OTHER UROLOGIC COMPLICATIONS OF SICKLE CELL DISEASE
Other urologic complications of sickle cell trait and sickle cell disease include microscopic hematuria, gross hematuria, and renal colic. A formal evaluation of any patient with persistent microscopic hematuria or gross hematuria should consist of urinalysis, computed tomography, and cystoscopy. This approach assesses the upper and lower genitourinary system for treatable causes. Renal ultrasonography can be used instead of computed tomography but tends to provide less information.
Special considerations
In patients with sickle cell trait and sickle cell disease, chronic hypoxia and subsequent sickling of erythrocytes in the renal medulla can lead to papillary hypertrophy and papillary necrosis. In papillary hypertrophy, friable blood vessels can rupture, resulting in microscopic and gross hematuria.
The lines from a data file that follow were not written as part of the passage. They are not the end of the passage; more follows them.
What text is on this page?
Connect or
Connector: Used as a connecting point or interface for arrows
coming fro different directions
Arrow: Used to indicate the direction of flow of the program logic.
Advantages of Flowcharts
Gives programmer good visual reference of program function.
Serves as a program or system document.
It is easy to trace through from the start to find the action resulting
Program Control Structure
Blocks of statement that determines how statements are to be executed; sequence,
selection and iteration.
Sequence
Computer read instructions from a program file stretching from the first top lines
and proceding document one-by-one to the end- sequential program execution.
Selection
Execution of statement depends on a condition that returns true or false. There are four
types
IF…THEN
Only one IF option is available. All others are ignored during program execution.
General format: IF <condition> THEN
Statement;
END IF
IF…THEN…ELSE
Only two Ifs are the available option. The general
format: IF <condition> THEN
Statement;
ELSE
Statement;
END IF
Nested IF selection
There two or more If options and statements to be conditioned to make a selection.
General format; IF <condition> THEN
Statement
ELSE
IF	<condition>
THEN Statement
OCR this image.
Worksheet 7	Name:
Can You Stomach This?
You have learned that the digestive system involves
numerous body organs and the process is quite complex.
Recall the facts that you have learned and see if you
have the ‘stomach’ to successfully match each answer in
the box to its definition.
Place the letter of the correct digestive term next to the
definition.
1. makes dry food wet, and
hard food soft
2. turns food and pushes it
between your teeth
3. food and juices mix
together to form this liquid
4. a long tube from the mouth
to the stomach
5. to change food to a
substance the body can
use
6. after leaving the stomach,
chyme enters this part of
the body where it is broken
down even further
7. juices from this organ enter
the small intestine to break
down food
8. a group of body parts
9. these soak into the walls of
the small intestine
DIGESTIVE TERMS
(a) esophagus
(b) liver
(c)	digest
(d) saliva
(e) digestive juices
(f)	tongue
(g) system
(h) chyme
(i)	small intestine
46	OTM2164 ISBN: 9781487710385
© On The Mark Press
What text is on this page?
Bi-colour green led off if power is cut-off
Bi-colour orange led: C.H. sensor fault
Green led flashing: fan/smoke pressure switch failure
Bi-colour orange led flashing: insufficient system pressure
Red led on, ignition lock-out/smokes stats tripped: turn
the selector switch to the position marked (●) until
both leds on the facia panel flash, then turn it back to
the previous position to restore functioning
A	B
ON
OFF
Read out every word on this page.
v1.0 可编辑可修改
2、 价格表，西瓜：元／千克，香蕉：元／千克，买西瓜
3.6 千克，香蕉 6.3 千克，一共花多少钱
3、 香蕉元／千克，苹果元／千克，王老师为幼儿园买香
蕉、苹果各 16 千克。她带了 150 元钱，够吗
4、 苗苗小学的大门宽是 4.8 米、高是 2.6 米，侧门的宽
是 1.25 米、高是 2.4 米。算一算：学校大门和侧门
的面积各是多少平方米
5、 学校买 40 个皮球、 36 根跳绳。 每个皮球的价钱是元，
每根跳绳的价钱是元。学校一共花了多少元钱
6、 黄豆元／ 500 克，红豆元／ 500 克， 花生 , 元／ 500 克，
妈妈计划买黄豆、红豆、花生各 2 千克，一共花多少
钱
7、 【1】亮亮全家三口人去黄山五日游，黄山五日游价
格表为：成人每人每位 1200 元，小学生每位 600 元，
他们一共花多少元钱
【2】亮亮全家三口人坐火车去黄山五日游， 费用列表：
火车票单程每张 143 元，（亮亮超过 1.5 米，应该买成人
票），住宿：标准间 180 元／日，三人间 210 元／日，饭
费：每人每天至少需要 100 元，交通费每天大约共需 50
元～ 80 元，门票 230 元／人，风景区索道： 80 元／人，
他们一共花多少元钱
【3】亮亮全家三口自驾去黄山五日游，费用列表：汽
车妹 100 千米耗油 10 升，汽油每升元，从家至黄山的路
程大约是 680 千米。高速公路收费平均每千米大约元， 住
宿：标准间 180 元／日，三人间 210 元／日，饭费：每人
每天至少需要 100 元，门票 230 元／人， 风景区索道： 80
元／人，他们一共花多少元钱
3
In papillary necrosis, the papilla can slough off and become lodged in the ureter.
Nevertheless, hematuria and renal colic in patients with sickle cell disease or trait are most often attributable to common causes such as infection and stones. A finding of hydronephrosis in the absence of a stone, however, suggests obstruction due to a clot or a sloughed papilla. Ureteroscopy, fulguration, and ureteral stent placement can stop the bleeding and alleviate obstruction in these cases.
Renal medullary carcinoma
Another important reason to order imaging in patients with sickle cell disease or trait who present with urologic symptoms is to rule out renal medullary carcinoma, a rare but aggressive cancer that arises from the collecting duct epithelium. This cancer is twice as likely to occur in males than in females; it has been reported in patients ranging in age from 10 to 40, with a median age at presentation of 26.32
When patients present with symptomatic renal medullary cancer, in most cases the cancer has already metastasized.
On computed tomography, the tumor tends to occupy a central location in the kidney and appears to infiltrate and replace adjacent kidney tissue. Retroperitoneal lymphadenopathy and metastasis are common.
Treatment typically entails radical nephrectomy, chemotherapy, and in some circumstances, radiotherapy. Case reports have shown promising tumor responses to carboplatin and paclitaxel regimens.33,34 Also, a low threshold for imaging in patients with sickle cell disease and trait may increase the odds of early detection of this aggressive cancer.